También tenían que beber. El Códice Calixtino menciona las buenas aguas que los peregrinos podían beber en algunas de las varias localidades del Camino. Pero no cabe duda que el vino era el auténtico carburante de la peregrinación: con vino se anda el camino. La hospitalidad tradicional estaba estrechamente asociada con el vino. Era la bebida de bienvenida para vecinos, allegados y huéspedes. Y también peregrinos. En el Camino de Santiago no fueron pocos los que han ofrecido vino a los peregrinos que llamaran a la puerta de cualquier casa de las muchas desperdigadas a lo largo del trayecto, aunque lo estrictamente preceptivo era darles cuando menos agua, atendiendo probablemente a la circunstancia de que no todo el mundo tenía la posibilidad de dar gratuitamente un bien escaso. Desde luego las órdenes religiosas, que solían tener buena provisiones de caldos, ofrecían regularmente vino a los caminantes piadosos. 
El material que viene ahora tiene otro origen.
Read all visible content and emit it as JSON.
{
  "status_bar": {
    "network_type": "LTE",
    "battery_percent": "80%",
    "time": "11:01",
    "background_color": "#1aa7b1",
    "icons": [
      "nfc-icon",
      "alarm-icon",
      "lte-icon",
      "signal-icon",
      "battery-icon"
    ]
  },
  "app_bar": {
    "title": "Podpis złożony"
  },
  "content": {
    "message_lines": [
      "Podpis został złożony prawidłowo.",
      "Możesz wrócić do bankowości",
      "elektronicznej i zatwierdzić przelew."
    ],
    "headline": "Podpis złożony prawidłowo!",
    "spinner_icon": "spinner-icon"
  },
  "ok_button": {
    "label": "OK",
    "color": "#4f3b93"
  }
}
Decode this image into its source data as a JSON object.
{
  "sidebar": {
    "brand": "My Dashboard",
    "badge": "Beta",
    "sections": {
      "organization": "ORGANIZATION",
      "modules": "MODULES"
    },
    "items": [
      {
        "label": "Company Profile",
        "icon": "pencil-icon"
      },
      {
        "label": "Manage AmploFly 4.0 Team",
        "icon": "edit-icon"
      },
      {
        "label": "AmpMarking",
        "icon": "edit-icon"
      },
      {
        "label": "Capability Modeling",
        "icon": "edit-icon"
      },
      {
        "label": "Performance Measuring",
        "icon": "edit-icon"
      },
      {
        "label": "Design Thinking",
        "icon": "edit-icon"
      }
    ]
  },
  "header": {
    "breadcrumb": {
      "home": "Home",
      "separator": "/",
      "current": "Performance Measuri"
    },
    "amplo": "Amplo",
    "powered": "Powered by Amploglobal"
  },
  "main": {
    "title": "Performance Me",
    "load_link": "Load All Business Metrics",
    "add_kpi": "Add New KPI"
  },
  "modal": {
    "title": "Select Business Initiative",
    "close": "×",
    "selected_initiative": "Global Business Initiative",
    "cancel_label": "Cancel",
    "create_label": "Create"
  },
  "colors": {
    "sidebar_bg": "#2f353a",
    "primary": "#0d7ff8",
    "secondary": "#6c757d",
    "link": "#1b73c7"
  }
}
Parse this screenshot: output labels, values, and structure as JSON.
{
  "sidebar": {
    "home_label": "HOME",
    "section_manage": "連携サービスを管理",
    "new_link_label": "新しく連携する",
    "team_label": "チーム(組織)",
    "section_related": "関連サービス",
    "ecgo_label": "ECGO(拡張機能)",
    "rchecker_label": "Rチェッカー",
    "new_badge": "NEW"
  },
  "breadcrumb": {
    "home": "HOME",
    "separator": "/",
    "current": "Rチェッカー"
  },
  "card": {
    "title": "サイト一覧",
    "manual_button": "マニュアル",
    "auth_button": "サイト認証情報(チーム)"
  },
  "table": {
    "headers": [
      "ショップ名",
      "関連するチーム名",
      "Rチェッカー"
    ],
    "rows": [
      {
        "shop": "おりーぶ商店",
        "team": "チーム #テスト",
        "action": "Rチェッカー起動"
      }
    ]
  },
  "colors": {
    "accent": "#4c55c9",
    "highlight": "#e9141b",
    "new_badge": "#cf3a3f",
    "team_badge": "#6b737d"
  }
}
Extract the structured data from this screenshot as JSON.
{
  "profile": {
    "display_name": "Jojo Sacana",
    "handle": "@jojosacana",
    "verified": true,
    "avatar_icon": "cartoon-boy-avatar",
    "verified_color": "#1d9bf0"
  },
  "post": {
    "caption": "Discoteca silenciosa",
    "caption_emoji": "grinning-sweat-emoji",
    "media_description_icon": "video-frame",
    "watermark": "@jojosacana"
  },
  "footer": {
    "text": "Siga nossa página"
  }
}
Atada al bordón, los peregrinos solían llevar una pequeña calabaza en la que guardaban la ración diaria de agua o vino que les daban, por caridad, en los hospitales y monasterios situados en la ruta del Camino de Santiago. Ahora bien, las calabazas había que taponarlas. La invención del corcho guarda relación con el Camino. Dom Piérrre Perignon, monje benedictino francés, cuando peregrinó a Compostela, a comienzos del siglo XVIII, observó que muchos romeros tapaban con corchos sus vasijas a modo de cantimploras. El método le pareció idóneo para tapar las botellas de vidrio del champagne.